At the shop at 248 S. 11th St. in Center City, the person in front of me and the person behind me both ordered the Shopsin, which is available all year for $13.43, so I figured that was a good sign.
I really liked the sandwich, which came with turkey carved like thick deli meat, cranberry miso mayo, bacon, avocado, and bibb lettuce. I didn’t even mind the sweet pickles, and I typically detest pickles.
The biggest issue was that it didn’t remind me of Thanksgiving. It reminded of me of California because it uses avocado and thinks it’s elevating something that’s already great.
Update: On Sunday, Middle Child released an official Thanksgiving sandwich, which has “sweet potato stuffing green [bean] casserole gravy mayo and MORE WOW WOW WOW,” according to a post on Instagram, which said only 40 of the sandwiches would be available that day.
4. The flavor deep dive: Porcos Porchetteria’s ‘Turketta Sammie’
Porcos’ blue-and-white striped exterior and walk-up-window-only service is delightfully Wes Anderson-esque — adorable, quirky, and kind of unexpected at 2204 Washington Ave. in South Philly.
The “Turketta,” which is available year-round for $16, is the Mariana Trench of Thanksgiving sandwiches when it comes to depth of flavor. It features pork-larded turkey breast (!), cranberry mostarda, savory bread pudding (!!), romaine, and heirloom tomato.
I found the height of the sandwich intimidating — the turkey was cut so thick my husband was sure it was pork at one point — but the taste was a fascinating deep dive of textures and spices.
3. The comforter: McNally’s Tavern’s ‘The Dickens’
Like McNally’s itself, the Chestnut Hill bar and restaurant’s year-round Thanksgiving sandwich, “The Dickens,” is a comfortable classic.

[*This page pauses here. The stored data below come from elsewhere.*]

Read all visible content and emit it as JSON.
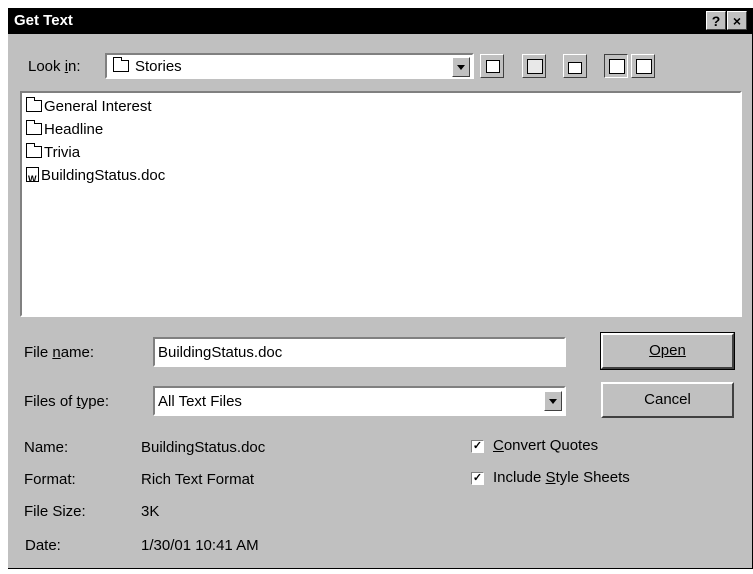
{
  "window": {
    "title": "Get Text",
    "help_glyph": "?",
    "close_glyph": "×"
  },
  "lookin": {
    "label": "Look in:",
    "value": "Stories"
  },
  "files": [
    {
      "name": "General Interest",
      "icon": "folder-icon"
    },
    {
      "name": "Headline",
      "icon": "folder-icon"
    },
    {
      "name": "Trivia",
      "icon": "folder-icon"
    },
    {
      "name": "BuildingStatus.doc",
      "icon": "word-document-icon"
    }
  ],
  "filename": {
    "label": "File name:",
    "value": "BuildingStatus.doc"
  },
  "filetype": {
    "label": "Files of type:",
    "value": "All Text Files"
  },
  "buttons": {
    "open": "Open",
    "cancel": "Cancel"
  },
  "info": [
    {
      "label": "Name:",
      "value": "BuildingStatus.doc"
    },
    {
      "label": "Format:",
      "value": "Rich Text Format"
    },
    {
      "label": "File Size:",
      "value": "3K"
    },
    {
      "label": "Date:",
      "value": "1/30/01 10:41 AM"
    }
  ],
  "options": [
    {
      "label": "Convert Quotes",
      "checked": true
    },
    {
      "label": "Include Style Sheets",
      "checked": true
    }
  ]
}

When I unwrapped the sandwich, which costs $14.40, I was greeted by a large, fluffy kaiser roll filled with fresh slices of turkey breast, stuffing, and cranberry jelly. I usually prefer cranberry sauce, but I was surprised at how well the thick slices of jelly worked.
While the Dickens was simple, it was also the closest to my homemade version. Given the fluffiness of the roll, I both wanted to cuddle up inside of this sandwich and curl up after eating it.
2. The suburban superstar: Capriotti’s ‘The Bobbie’
Vince Hughes (Remember him? He’s the reader who started me on this gastronomical journey) told no lies when he extolled the virtues of this Wilmington-based chain’s amazing year-round Thanksgiving hoagie.
The Bobbie features shredded turkey (which makes for easier eating), cranberry sauce, stuffing, and mayo on an Italian hoagie roll. I got the eight-inch heated version (the “Hot Bobbie”) for $10.19 and was not only floored by the taste and quality, but by the sandwich’s ability to keep it all together during the consumption process.
While there aren’t any Capriotti’s in Philly, there are several across Delaware, Chester, and Montgomery Counties, and in Delaware.
If you live in the suburbs, this is no-brainer for Thanksgiving hoagies, and if you live in the city, it’s worth the drive.
1. The real deal: Fink’s Hoagies’ ‘Finksgiving’
“Every time you drive by Wawa after you eat this, you’ll roll down your window and boo at them,” owner Dennis Fink told me, when I went to pick up my “Finksgiving” hoagie.
Fink, 76, who works seven days a week at his shop at 4633 Princeton Ave. in the Tacony section of Northeast Philly, lives up to his reputation as a classic Philadelphian — cantankerous yet kind, with a biting sense of humor.
He started making his Finksgiving hoagie, which is available from late October until the beginning of December, about seven years ago.
“We cook the turkey here ourselves; we’re the real deal,” he said.
I was wowed by the size and beauty of my half hoagie, which cost only $8. It came on a Liscio’s seeded roll with turkey, stuffing, house-made cranberry mayo, and gravy, which I requested on the side. I even got a complimentary peppermint candy (score!).
While the stuffing and turkey were more intertwined than I’d like, overall it was a fantastic Thanksgiving hoagie. Not only was it a great meal, it was by far the cheapest and the only one served to me by the owner, which is why, as Fink said, it’s “the real deal.”